I don't know what the plans are for this software, but if there is a reasonable chance that it will require bug fixes or new features in the future, I would recommend that someone experienced with the system spend maybe 1-3 hours on basic developer documentation - just enough to orient a new person to the code.

If no more work will ever be done, this issue is moot and should be closed as a 'wontfix'.

If work is needed it is likely to be done by someone who doesn't know how the code works. This is because everyone who knows about it is now too valuable to be doing maintenance, and has moved on to more important projects. When there is work to do, a new developer will almost certainly be recruited.

The first thing would be a list of documentation sources: the Crosscat paper, the API documentation on the probcomp web site, and anything relevant in other repositories. A pointer to how to start up a jupyter notebook so they can read and play with the tutorial. Things like that. No need to reproduce all this information if it's already written down.

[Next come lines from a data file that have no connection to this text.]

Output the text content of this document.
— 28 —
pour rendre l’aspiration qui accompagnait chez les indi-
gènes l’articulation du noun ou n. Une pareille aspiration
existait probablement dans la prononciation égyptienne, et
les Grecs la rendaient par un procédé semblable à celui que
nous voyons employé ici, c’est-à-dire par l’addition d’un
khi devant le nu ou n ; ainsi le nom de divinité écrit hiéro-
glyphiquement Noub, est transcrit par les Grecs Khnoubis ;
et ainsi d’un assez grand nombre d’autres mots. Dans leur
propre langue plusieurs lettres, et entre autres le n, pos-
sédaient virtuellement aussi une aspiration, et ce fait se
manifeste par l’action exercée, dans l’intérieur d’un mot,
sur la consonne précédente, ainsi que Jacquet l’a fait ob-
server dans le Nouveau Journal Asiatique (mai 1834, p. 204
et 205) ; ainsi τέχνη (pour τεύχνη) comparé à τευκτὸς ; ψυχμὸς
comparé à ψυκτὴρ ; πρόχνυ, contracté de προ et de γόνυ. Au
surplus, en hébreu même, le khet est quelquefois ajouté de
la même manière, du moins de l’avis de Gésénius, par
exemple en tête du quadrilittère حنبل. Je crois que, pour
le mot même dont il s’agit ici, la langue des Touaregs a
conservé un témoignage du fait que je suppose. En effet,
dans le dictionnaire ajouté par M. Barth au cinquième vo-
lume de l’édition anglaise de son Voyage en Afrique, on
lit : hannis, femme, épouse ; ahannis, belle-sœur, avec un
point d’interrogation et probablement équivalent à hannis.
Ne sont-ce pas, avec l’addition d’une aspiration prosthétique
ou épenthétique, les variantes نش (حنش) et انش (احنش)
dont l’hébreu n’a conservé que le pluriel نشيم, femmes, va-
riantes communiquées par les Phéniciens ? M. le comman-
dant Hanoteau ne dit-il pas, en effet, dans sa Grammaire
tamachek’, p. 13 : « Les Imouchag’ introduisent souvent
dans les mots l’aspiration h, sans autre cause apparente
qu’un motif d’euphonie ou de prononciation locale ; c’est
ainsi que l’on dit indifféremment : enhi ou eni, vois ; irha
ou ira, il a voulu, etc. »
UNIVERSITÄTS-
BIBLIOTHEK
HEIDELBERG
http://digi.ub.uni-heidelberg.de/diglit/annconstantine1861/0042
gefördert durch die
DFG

Next, pointers to descriptions (or the descriptions themselves) of some of the basic internal data types and concepts in the code: table, population, generator, model, variable, view, cluster, category, backend, and so on. Maybe an overview of how the sqlite tables relate to the python classes (when they do). When data object references are used and when table indexes are used (and maybe why). Any modularity principles that someone should know about (e.g. what is the difference between cgpm_backend.py and cgpm.py and how do you know what is supposed to go in each).

Setup instructions for debugging would be useful. (For me, since I dislike docker, this included finding the list of dependencies and pip installing them in a virtualenv, and figuring out how to run either all tests or just the tests I cared about.)

I'm not talking about detailed documentation on methods and parameter and result types and that kind of thing; any programmer can get that out of the code. I'm talking about introducing someone to the concepts at a high level, so that when they find code that's relevant to what they're doing, and it deals in things that are not obvious (e.g. 'what is the difference between a column and a variable'), they might be able to get information out of the documentation, which might be easier than reverse engineering the code by tracing data and control flow across methods and files.

The CONTRIBUTING file might be a place to put this information, or a pointer to it, although some or all of it could go in the source files. Separate documentation should be attributed ('signed' by its author) and dated ('originally prepared on'...).

These recommendations apply to every piece of software, of course, not just this one. I am not saying I always do this myself, but I know that when I come into a project and find developer documentation I am grateful, and when I don't find it I am annoyed.